• J Burn Care Res · Jul 2016

    Review

    Use of Intra-arterial Thrombolytic Therapy for Acute Treatment of Frostbite in 62 Patients with Review of Thrombolytic Therapy in Frostbite.

    • Teresa Gonzaga, Kamrun Jenabzadeh, Christopher P Anderson, William J Mohr, Frederick W Endorf, and David H Ahrenholz.
    • From the *University of Minnesota, Minneapolis; †Specialists in General Surgery, Minneapolis, Minnesota (research completed during General Surgery Residency at the University of Minnesota); ‡HealthPartners Institute for Education and Research, Minneapolis, Minnesota; §Burn Center and Department of Trauma and General Surgery, Regions Hospital, St. Paul, Minnesota; and ‖Department of Surgery, University of Minnesota, Minneapolis.
    • J Burn Care Res. 2016 Jul 1; 37 (4): e323-34.

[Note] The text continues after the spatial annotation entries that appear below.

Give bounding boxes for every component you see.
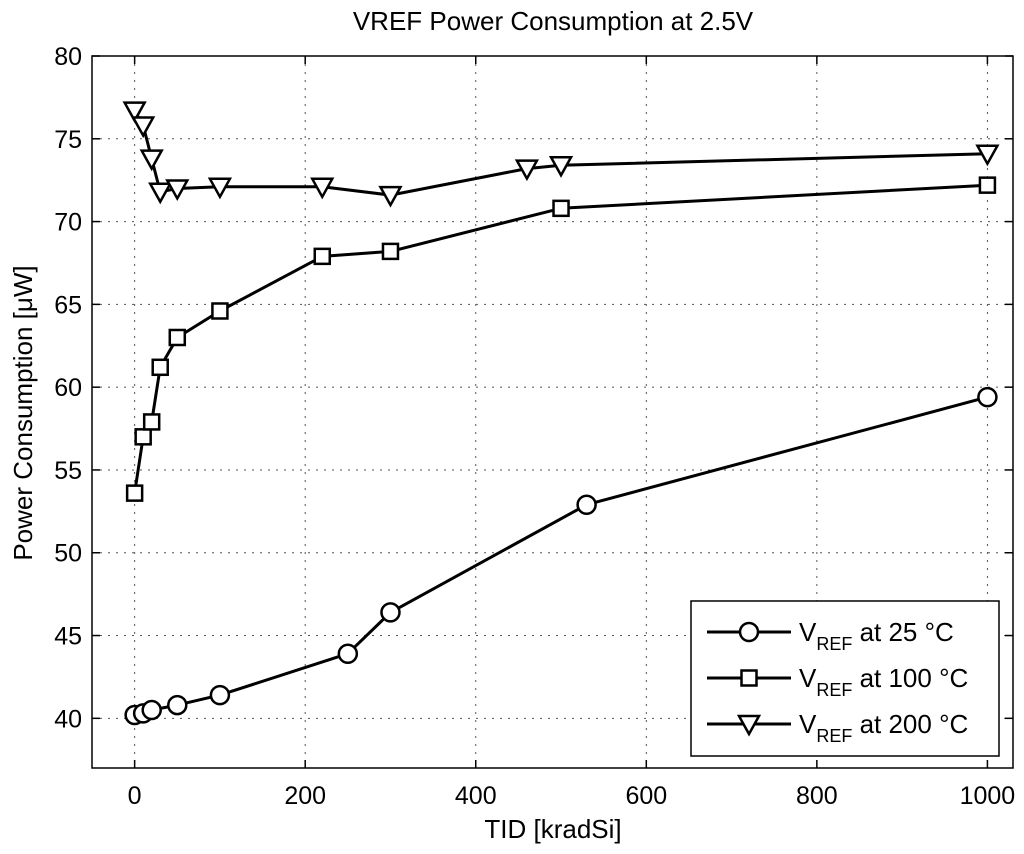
series-line xyxy=(133,183,988,494)
series-2 xyxy=(125,176,997,502)
legend-label-rest: at 100 °C xyxy=(852,663,968,693)
plot-frame xyxy=(91,55,1014,769)
legend-label-rest: at 25 °C xyxy=(852,617,953,647)
data-point xyxy=(977,386,998,408)
data-point xyxy=(134,428,152,446)
x-tick-label: 0 xyxy=(128,782,142,810)
legend-label-sub: REF xyxy=(816,726,852,746)
y-tick-label: 65 xyxy=(54,291,82,319)
data-point xyxy=(165,179,190,202)
data-point xyxy=(514,159,540,182)
series-line xyxy=(133,109,988,197)
data-point xyxy=(131,116,156,139)
y-tick-label: 75 xyxy=(54,126,82,154)
legend-label: VREF at 100 °C xyxy=(799,663,968,700)
y-axis-label: Power Consumption [μW] xyxy=(8,265,38,560)
legend-label-main: V xyxy=(799,617,817,647)
y-tick-label: 60 xyxy=(54,374,82,402)
x-tick-label: 400 xyxy=(455,782,497,810)
legend-label-sub: REF xyxy=(816,634,852,654)
legend-label-rest: at 200 °C xyxy=(852,709,968,739)
y-tick-label: 50 xyxy=(54,540,82,568)
data-point xyxy=(978,176,997,194)
y-tick-label: 55 xyxy=(54,457,82,485)
legend-label-main: V xyxy=(799,663,817,693)
data-point xyxy=(151,358,169,377)
axis-ticks xyxy=(92,55,1013,768)
data-point xyxy=(139,149,164,172)
data-point xyxy=(381,242,400,261)
x-tick-label: 800 xyxy=(796,782,838,810)
legend-marker xyxy=(738,621,760,643)
series-layer xyxy=(122,101,1000,726)
data-point xyxy=(337,643,359,664)
tick-labels: 0 200 400 600 800 1000 40 45 50 55 60 65 70 75 80 xyxy=(54,43,1015,810)
data-point xyxy=(141,699,162,721)
data-point xyxy=(168,328,187,347)
data-point xyxy=(576,494,597,515)
data-point xyxy=(380,602,401,623)
data-point xyxy=(122,101,147,124)
chart-title: VREF Power Consumption at 2.5V xyxy=(353,6,754,36)
data-point xyxy=(142,413,161,431)
data-point xyxy=(310,177,335,200)
legend-marker xyxy=(740,669,758,687)
data-point xyxy=(207,177,233,200)
legend-label-main: V xyxy=(799,709,817,739)
data-point xyxy=(148,182,173,205)
legend-marker xyxy=(736,714,762,737)
x-tick-label: 600 xyxy=(625,782,667,810)
data-point xyxy=(313,247,331,266)
data-point xyxy=(209,684,231,706)
y-tick-label: 40 xyxy=(54,705,82,733)
series-1 xyxy=(124,386,998,726)
x-tick-label: 1000 xyxy=(960,782,1016,810)
x-axis-label: TID [kradSi] xyxy=(484,814,621,844)
legend-label: VREF at 25 °C xyxy=(799,617,954,654)
legend-label-sub: REF xyxy=(816,680,852,700)
data-point xyxy=(378,185,403,208)
data-point xyxy=(552,199,570,218)
y-tick-label: 70 xyxy=(54,209,82,237)
data-point xyxy=(548,156,574,178)
legend-item: VREF at 200 °C xyxy=(707,709,968,746)
legend-label: VREF at 200 °C xyxy=(799,709,968,746)
legend-item: VREF at 25 °C xyxy=(707,617,954,654)
y-tick-label: 45 xyxy=(54,623,82,651)
x-tick-label: 200 xyxy=(284,782,326,810)
data-point xyxy=(167,694,188,716)
y-tick-label: 80 xyxy=(54,43,82,71)
data-point xyxy=(975,144,1000,167)
data-point xyxy=(211,302,229,320)
series-3 xyxy=(122,101,1000,208)
data-point xyxy=(125,484,144,502)
legend-item: VREF at 100 °C xyxy=(707,663,968,700)
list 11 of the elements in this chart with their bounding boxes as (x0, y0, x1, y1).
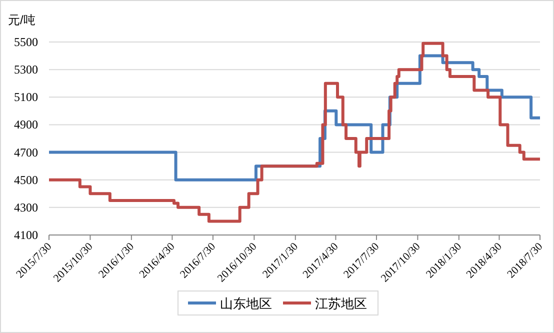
y-tick-label: 4300 (14, 200, 38, 214)
y-tick-label: 4900 (14, 118, 38, 132)
y-axis-title: 元/吨 (8, 13, 36, 27)
y-tick-label: 4100 (14, 228, 38, 242)
y-tick-label: 5100 (14, 90, 38, 104)
y-tick-label: 5500 (14, 35, 38, 49)
y-tick-label: 4500 (14, 172, 38, 187)
legend-label: 山东地区 (220, 296, 272, 311)
y-tick-label: 5300 (14, 62, 38, 77)
y-tick-label: 4700 (14, 145, 38, 160)
legend-label: 江苏地区 (315, 296, 367, 311)
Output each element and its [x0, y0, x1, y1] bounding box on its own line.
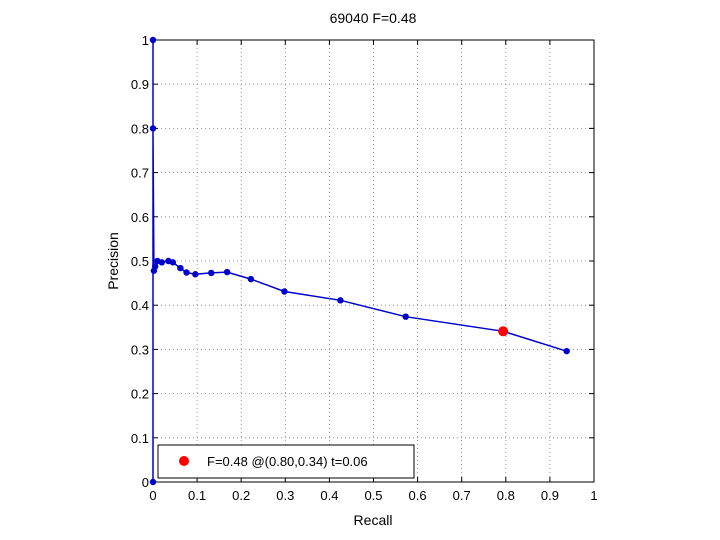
data-point	[149, 125, 157, 132]
data-point	[563, 347, 570, 355]
x-tick-labels: 0 0.1 0.2 0.3 0.4 0.5 0.6 0.7 0.8 0.9 1	[149, 488, 597, 503]
pr-curve	[149, 36, 570, 486]
y-tick-label: 0.4	[131, 298, 149, 313]
data-point	[183, 269, 190, 276]
y-tick-label: 0.8	[131, 121, 149, 136]
legend-marker	[179, 456, 189, 466]
x-tick-label: 0	[149, 488, 156, 503]
data-point	[149, 478, 157, 486]
y-tick-label: 0.5	[131, 254, 149, 269]
data-point	[281, 288, 288, 295]
y-axis-label: Precision	[105, 232, 121, 290]
best-f-marker	[498, 326, 509, 337]
x-tick-label: 0.1	[188, 488, 206, 503]
data-point	[402, 313, 409, 320]
data-point	[177, 264, 184, 272]
x-tick-label: 0.4	[320, 488, 338, 503]
y-tick-label: 0.2	[131, 387, 149, 402]
y-tick-label: 0.3	[131, 342, 149, 357]
legend-label: F=0.48 @(0.80,0.34) t=0.06	[207, 454, 368, 469]
x-tick-label: 0.2	[232, 488, 250, 503]
grid	[153, 40, 594, 482]
best-f-point	[498, 326, 509, 337]
x-tick-label: 1	[590, 488, 597, 503]
y-tick-labels: 0 0.1 0.2 0.3 0.4 0.5 0.6 0.7 0.8 0.9 1	[131, 33, 149, 490]
y-tick-label: 0	[142, 475, 149, 490]
y-tick-label: 0.6	[131, 210, 149, 225]
data-point	[223, 268, 231, 276]
x-tick-label: 0.6	[409, 488, 427, 503]
y-tick-label: 1	[142, 33, 149, 48]
data-point	[247, 275, 255, 283]
data-point	[337, 297, 344, 304]
data-point	[208, 269, 215, 277]
legend-box	[157, 444, 415, 479]
y-tick-label: 0.9	[131, 77, 149, 92]
data-point	[149, 36, 157, 44]
x-tick-label: 0.3	[276, 488, 294, 503]
data-point	[169, 259, 177, 266]
x-tick-label: 0.9	[541, 488, 559, 503]
legend: F=0.48 @(0.80,0.34) t=0.06	[157, 444, 415, 479]
data-point	[158, 259, 166, 266]
data-point	[152, 263, 159, 270]
data-point	[192, 271, 199, 278]
x-tick-label: 0.7	[453, 488, 471, 503]
y-tick-label: 0.1	[131, 431, 149, 446]
x-axis-label: Recall	[354, 512, 393, 528]
chart-title: 69040 F=0.48	[330, 10, 417, 26]
y-tick-label: 0.7	[131, 166, 149, 181]
x-tick-label: 0.8	[497, 488, 515, 503]
x-tick-label: 0.5	[364, 488, 382, 503]
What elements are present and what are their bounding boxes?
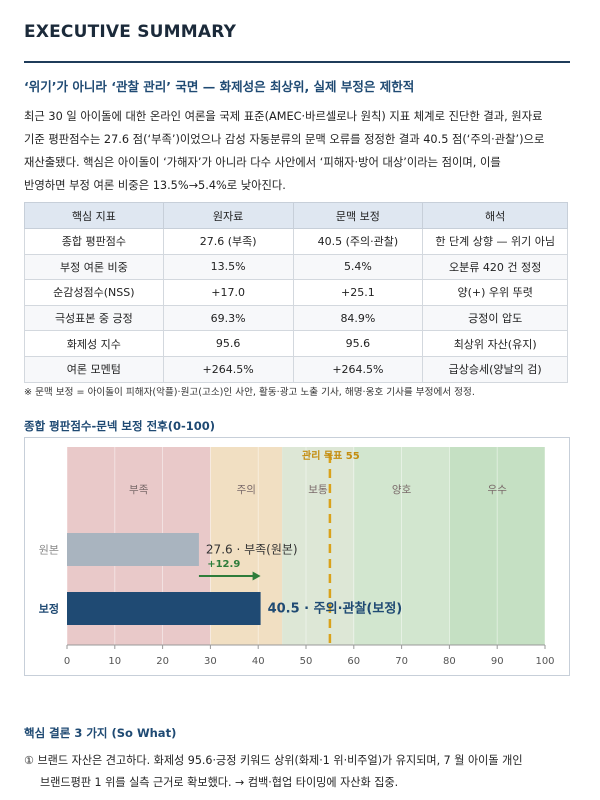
title-divider [24,61,570,63]
zone-band [282,447,354,645]
x-tick-label: 20 [156,656,169,667]
delta-arrow-head [252,571,261,581]
table-row: 화제성 지수 95.6 95.6 최상위 자산(유지) [24,330,568,357]
table-cell: 13.5% [162,253,294,281]
table-cell: 화제성 지수 [24,330,164,357]
x-tick-label: 100 [535,656,554,667]
delta-label: +12.9 [207,559,240,570]
table-row: 순감성점수(NSS) +17.0 +25.1 양(+) 우위 뚜렷 [24,279,568,306]
column-header: 문맥 보정 [292,202,424,229]
table-cell: 여론 모멘텀 [24,355,164,383]
table-cell: 5.4% [292,253,424,281]
conclusion-line: ① 브랜드 자산은 견고하다. 화제성 95.6·긍정 키워드 상위(화제·1 … [24,754,523,767]
score-chart: 부족 주의 보통 양호 우수 0 10 20 30 40 50 60 70 80 90 100 관리 목표 55… [24,437,570,676]
table-cell: 한 단계 상향 — 위기 아님 [422,228,568,255]
bar-value-label: 27.6 · 부족(원본) [206,543,298,557]
table-cell: 69.3% [162,304,294,332]
intro-paragraph: 최근 30 일 아이돌에 대한 온라인 여론을 국제 표준(AMEC·바르셀로나… [24,105,572,197]
x-tick-label: 70 [395,656,408,667]
table-footnote: ※ 문맥 보정 = 아이돌이 피해자(악플)·원고(고소)인 사안, 활동·광고… [24,387,475,398]
column-header: 해석 [422,202,568,229]
table-header-row: 핵심 지표 원자료 문맥 보정 해석 [24,202,568,229]
table-cell: 84.9% [292,304,424,332]
intro-line: 최근 30 일 아이돌에 대한 온라인 여론을 국제 표준(AMEC·바르셀로나… [24,110,543,123]
intro-line: 기준 평판점수는 27.6 점(‘부족’)이었으나 감성 자동분류의 문맥 오류… [24,133,545,146]
table-cell: 급상승세(양날의 검) [422,355,568,383]
table-cell: 95.6 [162,330,294,357]
conclusion-item: ① 브랜드 자산은 견고하다. 화제성 95.6·긍정 키워드 상위(화제·1 … [24,750,572,794]
conclusions-title: 핵심 결론 3 가지 (So What) [24,726,177,740]
table-row: 종합 평판점수 27.6 (부족) 40.5 (주의·관찰) 한 단계 상향 —… [24,228,568,255]
x-tick-label: 40 [252,656,265,667]
x-tick-label: 60 [347,656,360,667]
x-tick-label: 0 [64,656,70,667]
table-row: 극성표본 중 긍정 69.3% 84.9% 긍정이 압도 [24,304,568,332]
bar-category-label: 원본 [39,544,59,557]
conclusion-line: 브랜드평판 1 위를 실측 근거로 확보했다. → 컴백·협업 타이밍에 자산화… [40,776,399,789]
zone-label: 보통 [308,484,328,496]
zone-label: 주의 [237,484,256,496]
table-cell: +17.0 [162,279,294,306]
table-cell: 27.6 (부족) [162,228,294,255]
x-tick-label: 90 [491,656,504,667]
intro-line: 재산출됐다. 핵심은 아이돌이 ‘가해자’가 아니라 다수 사안에서 ‘피해자·… [24,156,501,169]
table-cell: 부정 여론 비중 [24,253,164,281]
page-title: EXECUTIVE SUMMARY [24,22,237,42]
table-cell: 오분류 420 건 정정 [422,253,568,281]
table-cell: +264.5% [162,355,294,383]
table-cell: 종합 평판점수 [24,228,164,255]
table-row: 부정 여론 비중 13.5% 5.4% 오분류 420 건 정정 [24,253,568,281]
chart-title: 종합 평판점수-문넥 보정 전후(0-100) [24,419,216,433]
target-label: 관리 목표 55 [302,449,360,462]
bar-value-label: 40.5 · 주의·관찰(보정) [268,601,403,617]
table-cell: +25.1 [292,279,424,306]
column-header: 핵심 지표 [24,202,164,229]
column-header: 원자료 [162,202,294,229]
bar-category-label: 보정 [39,602,59,616]
table-cell: 극성표본 중 긍정 [24,304,164,332]
x-tick-label: 50 [300,656,313,667]
bar [67,533,199,566]
table-cell: +264.5% [292,355,424,383]
table-cell: 95.6 [292,330,424,357]
intro-line: 반영하면 부정 여론 비중은 13.5%→5.4%로 낮아진다. [24,179,286,192]
table-cell: 순감성점수(NSS) [24,279,164,306]
table-cell: 양(+) 우위 뚜렷 [422,279,568,306]
summary-headline: ‘위기’가 아니라 ‘관찰 관리’ 국면 — 화제성은 최상위, 실제 부정은 … [24,79,415,94]
x-tick-label: 80 [443,656,456,667]
x-tick-label: 30 [204,656,217,667]
bar [67,592,261,625]
kpi-table: 핵심 지표 원자료 문맥 보정 해석 종합 평판점수 27.6 (부족) 40.… [24,202,568,383]
table-row: 여론 모멘텀 +264.5% +264.5% 급상승세(양날의 검) [24,355,568,383]
zone-label: 부족 [129,484,149,496]
table-cell: 긍정이 압도 [422,304,568,332]
table-cell: 최상위 자산(유지) [422,330,568,357]
table-cell: 40.5 (주의·관찰) [292,228,424,255]
x-tick-label: 10 [108,656,121,667]
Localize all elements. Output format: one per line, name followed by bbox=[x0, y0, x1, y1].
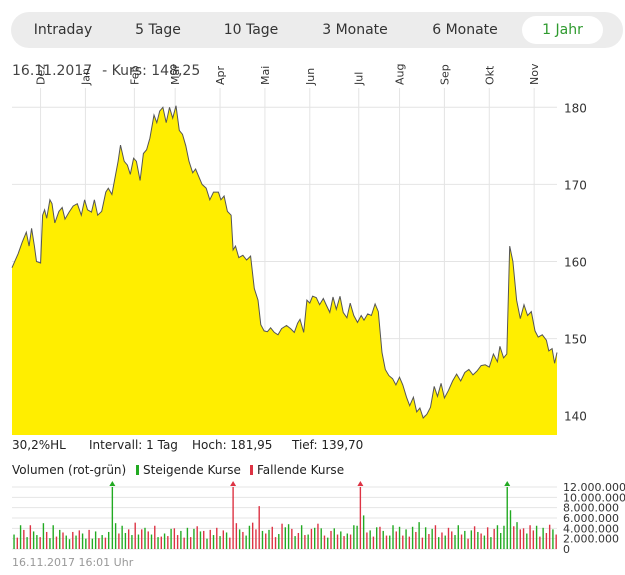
stat-hoch: Hoch: 181,95 bbox=[192, 438, 273, 452]
tab-10-tage[interactable]: 10 Tage bbox=[223, 22, 279, 38]
x-tick-label: Aug bbox=[394, 64, 407, 85]
timestamp-footer: 16.11.2017 16:01 Uhr bbox=[12, 556, 134, 569]
volume-overflow-arrow-icon bbox=[230, 481, 237, 486]
quote-price: - Kurs: 148,25 bbox=[102, 63, 201, 79]
volume-overflow-arrow-icon bbox=[109, 481, 116, 486]
x-tick-label: Jun bbox=[304, 68, 317, 86]
stat-intervall: Intervall: 1 Tag bbox=[89, 438, 178, 452]
stat-hl: 30,2%HL bbox=[12, 438, 66, 452]
tab-6-monate[interactable]: 6 Monate bbox=[432, 22, 498, 38]
volume-tick-label: 0 bbox=[563, 543, 570, 556]
x-tick-label: Apr bbox=[214, 65, 227, 85]
tab-3-monate[interactable]: 3 Monate bbox=[322, 22, 388, 38]
x-tick-label: Jan bbox=[79, 68, 92, 86]
rising-marker-icon bbox=[136, 465, 139, 475]
volume-tick-label: 12.000.000 bbox=[563, 481, 625, 494]
legend-rising-label: Steigende Kurse bbox=[143, 463, 241, 477]
x-tick-label: Mär bbox=[169, 64, 182, 85]
volume-title: Volumen (rot-grün) bbox=[12, 463, 127, 477]
price-area bbox=[12, 105, 557, 435]
y-tick-label: 170 bbox=[564, 178, 587, 192]
x-tick-label: Mai bbox=[259, 66, 272, 85]
period-tabs: Intraday 5 Tage 10 Tage 3 Monate 6 Monat… bbox=[11, 12, 623, 48]
y-tick-label: 150 bbox=[564, 333, 587, 347]
x-tick-label: Nov bbox=[528, 63, 541, 85]
legend-falling: Fallende Kurse bbox=[250, 463, 344, 477]
x-tick-label: Sep bbox=[438, 64, 451, 85]
y-tick-label: 160 bbox=[564, 256, 587, 270]
y-tick-label: 140 bbox=[564, 410, 587, 424]
x-tick-label: Okt bbox=[483, 65, 496, 85]
falling-marker-icon bbox=[250, 465, 253, 475]
volume-tick-label: 2.000.000 bbox=[563, 533, 619, 546]
tab-5-tage[interactable]: 5 Tage bbox=[135, 22, 181, 38]
chart-header: 16.11.2017 - Kurs: 148,25 bbox=[12, 63, 200, 79]
legend-rising: Steigende Kurse bbox=[136, 463, 241, 477]
x-tick-label: Feb bbox=[128, 66, 141, 85]
tab-intraday[interactable]: Intraday bbox=[33, 22, 93, 38]
y-tick-label: 180 bbox=[564, 101, 587, 115]
volume-tick-label: 4.000.000 bbox=[563, 522, 619, 535]
x-tick-label: Dez bbox=[35, 64, 48, 85]
quote-date: 16.11.2017 bbox=[12, 63, 93, 79]
volume-overflow-arrow-icon bbox=[357, 481, 364, 486]
volume-overflow-arrow-icon bbox=[504, 481, 511, 486]
volume-tick-label: 8.000.000 bbox=[563, 502, 619, 515]
volume-tick-label: 6.000.000 bbox=[563, 512, 619, 525]
volume-tick-label: 10.000.000 bbox=[563, 491, 625, 504]
legend-falling-label: Fallende Kurse bbox=[257, 463, 345, 477]
price-line bbox=[11, 105, 558, 419]
stat-tief: Tief: 139,70 bbox=[292, 438, 364, 452]
tab-1-jahr[interactable]: 1 Jahr bbox=[522, 16, 603, 44]
x-tick-label: Jul bbox=[353, 72, 366, 86]
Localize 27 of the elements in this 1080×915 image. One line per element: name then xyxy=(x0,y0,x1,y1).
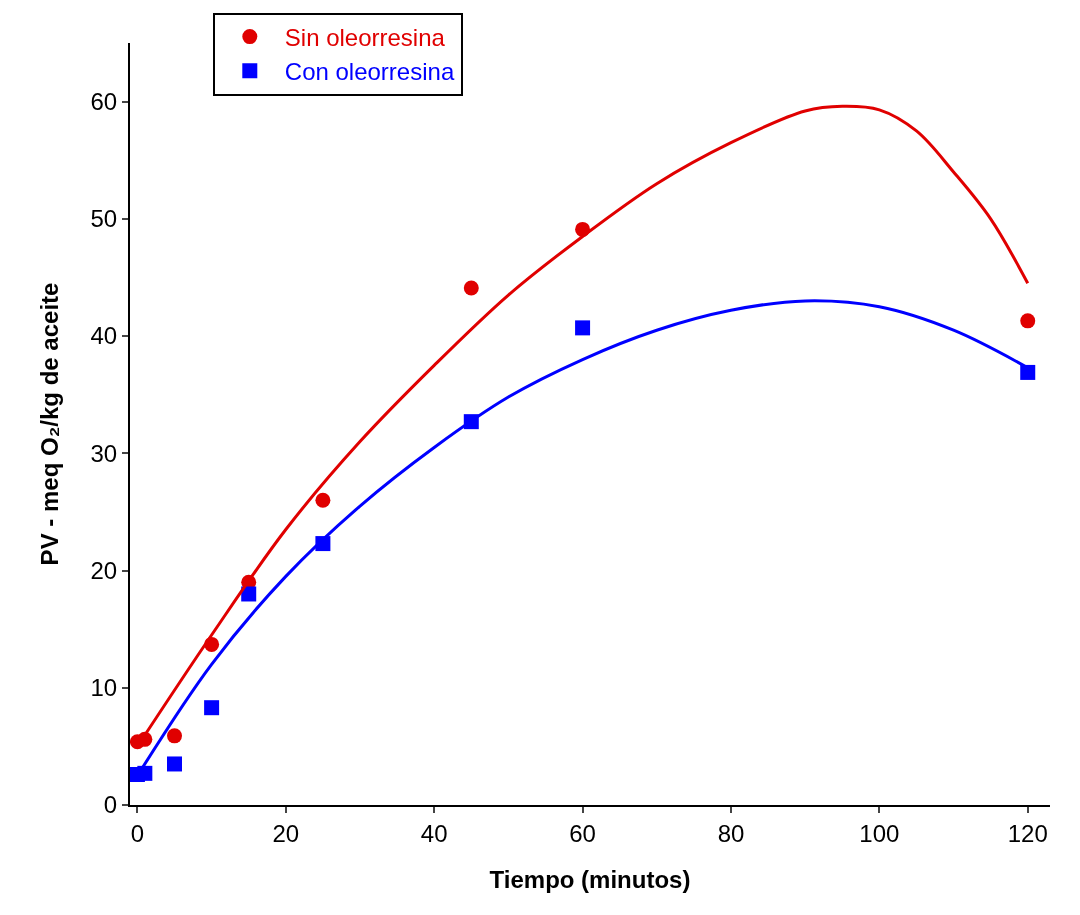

    AbstractAmputations are common after severe frostbite injuries, often mediated by postinjury arterial thrombosis. Since 1994, the authors have performed angiography to identify perfusion deficits in severely frostbitten digits and treated these lesions with intraarterial infusion of thrombolytic agents, usually combined with papaverine to reduce vasospasm. A retrospective review was performed of patients admitted to the regional burn center with frostbite injury from 1994 to 2007. Patients with severe frostbite, without contraindications to thrombolytic therapy, underwent diagnostic angiography of the affected extremities. Limbs with perfusion defects received intraarterial thrombolytic therapy according to protocol and the response was documented. Delayed amputation was performed for mummified digits. Angiogram results and amputation rates were tabulated. In this 14-year review, 114 patients were admitted for frostbite injuries. There was a male predominance (84%) and the mean age was 40.4 years. Of this group, 69 patients with severe frostbite underwent angiography; 66 were treated with intraarterial thrombolytic therapy. Four treated were excluded due to incomplete data. In the remaining 62 patients, angiography identified 472 digits with frostbite injury and impaired arterial perfusion. At the termination of thrombolytic infusion, a completion angiogram was performed. Partial or complete amputations were performed on only four of 198 digits (2.0%) with distal vascular blush, and in 71 of 75 digits (94.7%) with no improvement. Amputations occurred in 73 of 199 digits (36.7%) with partially restored flow. Overall complete digit salvage rate was 68.6%. Angiography after severe frostbite is a sensitive method to detect impaired arterial blood flow and permits catheter-directed treatment with thrombolytic agents. Improved perfusion after such treatment decreases late amputations following frostbite injury.